Periodic Reporting for period 1 - NITROKARST (Effects of permafrost thaw on the global nitrogen cycle: the role of thermokarst systems)
Reporting period: 2022-02-01 to 2024-01-31
So far, many studies have addressed the importance of permafrost thaw in the C cycle. However, little attention has been paid to the N cycle, despite nitrous oxide (N2O) is a powerful greenhouse gas (GHG), an ozone-depleting agent and may create unaccounted permafrost-climate feedback. Processes such as mineralization, nitrification and denitrification rates are expected to increase, and thus, N2O emissions to the atmosphere.
The goal of NITROKARST was to explore the underlying mechanisms of the N cycle in thermokarst systems, looking at how microbial pathways promote N transformation. We hypothesized that distinct redox environments can be found along a thermokarst transect, and thus, differences in microbial communities and N cycling processes, including those leading to N2O production. To determine the effect of permafrost thaw and thermokarst development on microbial soil N cycle, we used a combination of isotope tracing assays and molecular tools (i.e. DNA metabarcoding).
Our project conducted an intensive field campaign in August-September 2022 in the Canadian Arctic, more specifically between the Inuvik and Tuktoyaktuk (Northwest Territories). We used state of the art methods to assess whether depolymerization, mineralization and nitrification increase in seasonally thawed active layer compared to permafrost and thermokarst sediments, whether that leads to higher rates of SOM decomposition and/or N2O production, and which microorganisms are responsible for performing such processes. This multidisciplinary approach increases our knowledge about the importance of thermokarst-affected permafrost soils in the global N cycle.

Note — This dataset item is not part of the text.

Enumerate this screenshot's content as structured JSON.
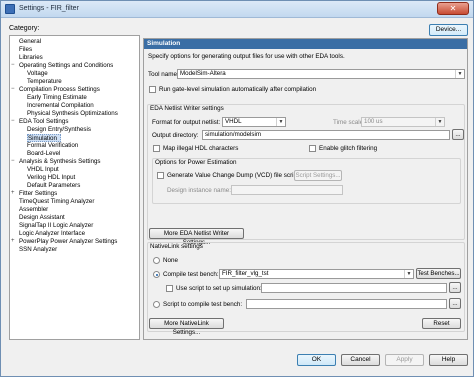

Incubations consisted of a 15N labelling approach by using 20 g of fresh material each in 60 mL incubation vials. Incubations were performed at two different temperatures, with active layer samples incubated at 10ºC, while permafrost and sediment samples were incubated at 4ºC. Few active layer samples were incubated at both temperatures in order to calculate the temperature coefficient (Q10). Samples were incubated in replicates and time points were sampled by sacrificing a vial at each time point (i.e. after 3, 5, 7, and 9 days). The labelling approach consisted of adding algal crude protein extract-15N (98 at%15N). Headspace gas samples and K2SO4 extracts were obtained at each time point to track the 15N added along the different pools. The results from such fieldwork campaign and incubations are being currently obtained. They are expected to be published in scientific journals and conferences in the coming months.